This Fruit Salad was the perfect end to a food filled evening! I served this at the dinner party for my dad (see my last post for a tapas recipe) and it was exciting enough to be a talking point but light enough to not be too much at the end of the night (although I did serve it along side a huge cake and sorbet hehe). Having a dinner party can be really expensive so I decided to combine the fruit I had bought for the Sangria with the fruit for this salad, this meant I didn’t have to spend money on tonnes of different varieties of fruit! Peaches, apricots and strawberries are perfect for both sangria and Fruit Salads and then I added blueberries just because they are my favourite!

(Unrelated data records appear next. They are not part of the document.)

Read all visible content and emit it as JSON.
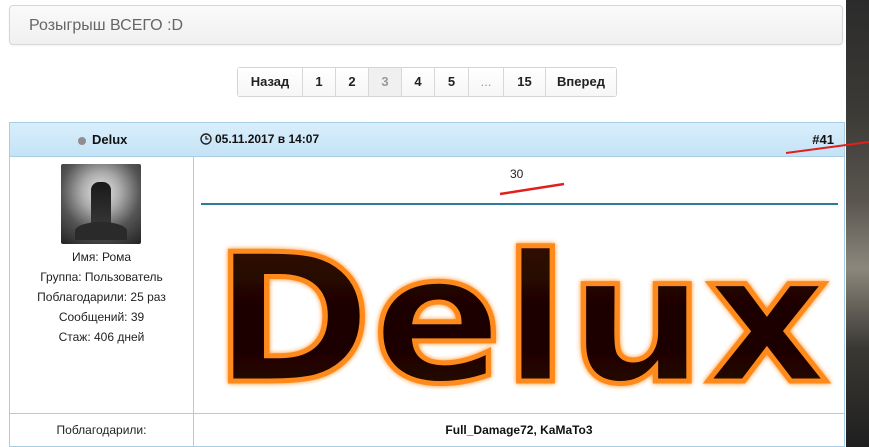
{
  "topic": {
    "title": "Розыгрыш ВСЕГО :D"
  },
  "pagination": {
    "prev": "Назад",
    "pages": [
      "1",
      "2",
      "3",
      "4",
      "5",
      "...",
      "15"
    ],
    "current": "3",
    "next": "Вперед"
  },
  "post": {
    "author": "Delux",
    "date": "05.11.2017 в 14:07",
    "number": "#41",
    "message": "30",
    "signature_text": "Delux",
    "user": {
      "name_line": "Имя: Рома",
      "group_line": "Группа: Пользователь",
      "thanks_line": "Поблагодарили: 25 раз",
      "posts_line": "Сообщений: 39",
      "tenure_line": "Стаж: 406 дней"
    },
    "thanks": {
      "label": "Поблагодарили:",
      "names": "Full_Damage72, KaMaTo3"
    }
  },
  "colors": {
    "header_bg": "#c4e3f6",
    "border": "#a8cde6",
    "separator": "#2c7a9c",
    "annotation": "#e0201c",
    "signature_fire": "#ff8a1c"
  },
  "icons": {
    "online_status": "status-dot-icon",
    "post_time": "clock-icon"
  }
}
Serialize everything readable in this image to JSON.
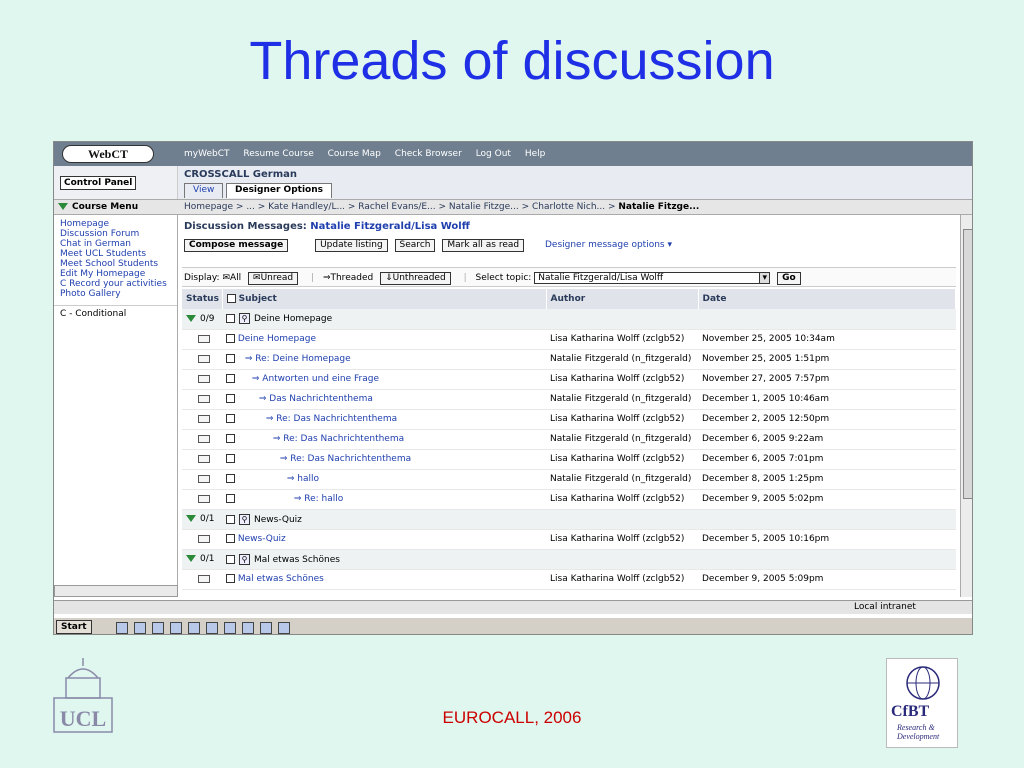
{
  "slide": {
    "title": "Threads of discussion",
    "footer": "EUROCALL, 2006",
    "left_logo": "UCL",
    "right_logo": "CfBT",
    "right_logo_sub": "Research & Development"
  },
  "webct": {
    "logo": "WebCT",
    "topnav": [
      "myWebCT",
      "Resume Course",
      "Course Map",
      "Check Browser",
      "Log Out",
      "Help"
    ],
    "control_panel": "Control Panel",
    "course_name": "CROSSCALL German",
    "tabs": [
      "View",
      "Designer Options"
    ],
    "course_menu_label": "Course Menu",
    "breadcrumb": "Homepage > ... > Kate Handley/L... > Rachel Evans/E... > Natalie Fitzge... > Charlotte Nich... >",
    "breadcrumb_current": "Natalie Fitzge...",
    "menu": [
      "Homepage",
      "Discussion Forum",
      "Chat in German",
      "Meet UCL Students",
      "Meet School Students",
      "Edit My Homepage",
      "C Record your activities",
      "Photo Gallery"
    ],
    "menu_conditional": "C - Conditional",
    "dm_label": "Discussion Messages:",
    "dm_topic": "Natalie Fitzgerald/Lisa Wolff",
    "buttons": {
      "compose": "Compose message",
      "update": "Update listing",
      "search": "Search",
      "markall": "Mark all as read",
      "designer": "Designer message options ▾"
    },
    "display": {
      "label": "Display:",
      "all": "All",
      "unread": "Unread",
      "threaded": "Threaded",
      "unthreaded": "Unthreaded",
      "select_topic_label": "Select topic:",
      "select_topic_value": "Natalie Fitzgerald/Lisa Wolff",
      "go": "Go"
    },
    "columns": {
      "status": "Status",
      "subject": "Subject",
      "author": "Author",
      "date": "Date"
    },
    "rows": [
      {
        "kind": "topic",
        "status": "0/9",
        "subject": "Deine Homepage",
        "author": "",
        "date": ""
      },
      {
        "kind": "msg",
        "depth": 0,
        "subject": "Deine Homepage",
        "author": "Lisa Katharina Wolff (zclgb52)",
        "date": "November 25, 2005 10:34am"
      },
      {
        "kind": "msg",
        "depth": 1,
        "subject": "Re: Deine Homepage",
        "author": "Natalie Fitzgerald (n_fitzgerald)",
        "date": "November 25, 2005 1:51pm"
      },
      {
        "kind": "msg",
        "depth": 2,
        "subject": "Antworten und eine Frage",
        "author": "Lisa Katharina Wolff (zclgb52)",
        "date": "November 27, 2005 7:57pm"
      },
      {
        "kind": "msg",
        "depth": 3,
        "subject": "Das Nachrichtenthema",
        "author": "Natalie Fitzgerald (n_fitzgerald)",
        "date": "December 1, 2005 10:46am"
      },
      {
        "kind": "msg",
        "depth": 4,
        "subject": "Re: Das Nachrichtenthema",
        "author": "Lisa Katharina Wolff (zclgb52)",
        "date": "December 2, 2005 12:50pm"
      },
      {
        "kind": "msg",
        "depth": 5,
        "subject": "Re: Das Nachrichtenthema",
        "author": "Natalie Fitzgerald (n_fitzgerald)",
        "date": "December 6, 2005 9:22am"
      },
      {
        "kind": "msg",
        "depth": 6,
        "subject": "Re: Das Nachrichtenthema",
        "author": "Lisa Katharina Wolff (zclgb52)",
        "date": "December 6, 2005 7:01pm"
      },
      {
        "kind": "msg",
        "depth": 7,
        "subject": "hallo",
        "author": "Natalie Fitzgerald (n_fitzgerald)",
        "date": "December 8, 2005 1:25pm"
      },
      {
        "kind": "msg",
        "depth": 8,
        "subject": "Re: hallo",
        "author": "Lisa Katharina Wolff (zclgb52)",
        "date": "December 9, 2005 5:02pm"
      },
      {
        "kind": "topic",
        "status": "0/1",
        "subject": "News-Quiz",
        "author": "",
        "date": ""
      },
      {
        "kind": "msg",
        "depth": 0,
        "subject": "News-Quiz",
        "author": "Lisa Katharina Wolff (zclgb52)",
        "date": "December 5, 2005 10:16pm"
      },
      {
        "kind": "topic",
        "status": "0/1",
        "subject": "Mal etwas Schönes",
        "author": "",
        "date": ""
      },
      {
        "kind": "msg",
        "depth": 0,
        "subject": "Mal etwas Schönes",
        "author": "Lisa Katharina Wolff (zclgb52)",
        "date": "December 9, 2005 5:09pm"
      }
    ],
    "status_bar": "Local intranet",
    "taskbar_start": "Start"
  }
}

Everyone actually really liked the fruit combination because you would normally expect things like melon, grapes and orange which can over power and water down a fruit salad. The addition of ginger, mint, lemon and agave made it that extra bit special.
It also made the most perfect breakfast the next day piled on top of some gluten free muesli, the flavour intensified after marinating in the fridge overnight. I would recommend making this quite fresh for a dinner party though to keep the fruit at its best, the next morning the fruit was quite limp and soggy!!
2- 3 Apricots
1 punnet Strawberries
1 punnet Blueberries
Small bunch of Mint
1 inch fresh Ginger
1 lemon (juice and zest)
Big spoonful Agave Syrup
Wash and chop the fruit into bite size pieces. Finely chop the mint, grate the ginger and zest the lemon. Mix these in with the fruit then squeeze in the juice of the lemon and add the agave. Give everything a good stir and pop in the fridge for a couple of hours before serving.
Don’t forget to make extras for your breakfast!!